Housey Michelle, Zhang Fan, Miller Corinne, Lyon-Callo Sarah, McFadden Jevon, Garcia Erika, Potter Rachel
MMWR Morb Mortal Wkly Rep. 2014 Sep 26;63(38):839-42.
In October 2011, the Advisory Committee on Immunization Practices (ACIP) first recommended the routine administration of a tetanus, diphtheria, and acellular pertussis vaccine (Tdap) during pregnancy as a strategy to protect infants from pertussis (also known as whooping cough). This recommendation applied to women previously unvaccinated with Tdap and specified the optimal vaccination time as late second or third trimester (after 20 weeks' gestation). By vaccinating pregnant women, infants, who are at highest risk for mortality and morbidity from pertussis, gain passive immunity from maternal antibodies transferred to them in utero. Since this recommendation was made, little has been published on the percentage of women receiving Tdap during pregnancy. In Michigan, Medicaid pays for costs of pregnancy for approximately 40% of births. Infants enrolled in Medicaid are a particularly vulnerable population; in Michigan, their all-cause mortality is higher than that of privately insured infants. To assess vaccination coverage among pregnant women enrolled in a publicly funded insurance program in Michigan, Medicaid administrative claims data and statewide immunization information system data for mothers of infants born during November 2011-February 2013 were analyzed. This report describes the results of that analysis, which indicated that only 14.3% of these women received Tdap during pregnancy, with rates highest (17.6%) among non-Hispanic, non-Arab whites and lowest (6.8%) among Arab women. Vaccination was related to maternal age and gestational age at birth, but not to adequacy of prenatal care. In 2013, recognizing the importance of Tdap for every pregnancy, ACIP revised its guidelines to include a Tdap dose during every pregnancy. Ensuring that all infants receive the protection against pertussis afforded by maternal vaccination will require enhanced efforts to vaccinate pregnant women.
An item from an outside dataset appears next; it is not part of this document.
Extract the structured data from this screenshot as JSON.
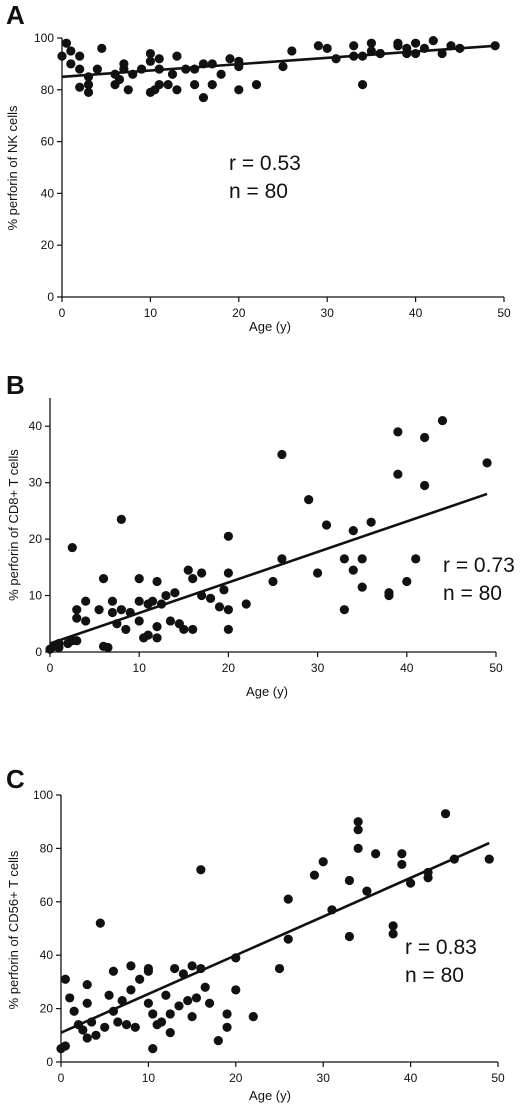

2011年10月,免疫实践咨询委员会(ACIP)首次建议在孕期常规接种破伤风、白喉和无细胞百日咳疫苗(Tdap),作为保护婴儿预防百日咳(又称小儿咳嗽)的一项策略。该建议适用于之前未接种过Tdap的女性,并将最佳接种时间指定为孕晚期第二个或第三个月(妊娠20周后)。通过为孕妇接种疫苗,百日咳死亡和发病风险最高的婴儿可在子宫内从母体抗体中获得被动免疫。自该建议发布以来,关于孕期接种Tdap的女性比例的相关报道较少。在密歇根州,医疗补助计划支付了约40%分娩的孕期费用。参加医疗补助计划的婴儿是一个特别脆弱的群体;在密歇根州,他们的全因死亡率高于有私人保险的婴儿。为评估密歇根州参加公共资助保险计划的孕妇的疫苗接种覆盖率,分析了2011年11月至2013年2月期间出生婴儿母亲的医疗补助管理索赔数据和全州免疫信息系统数据。本报告描述了该分析结果,结果表明这些女性中只有14.3%在孕期接种了Tdap,其中非西班牙裔、非阿拉伯白人的接种率最高(17.6%),阿拉伯女性的接种率最低(6.8%)。疫苗接种与产妇年龄和出生时的孕周有关,但与产前护理是否充分无关。2013年,认识到每次孕期接种Tdap的重要性,ACIP修订了其指南,将每次孕期接种一剂Tdap纳入其中。要确保所有婴儿都能获得母体接种疫苗所提供的百日咳防护,就需要加大对孕妇接种疫苗的力度。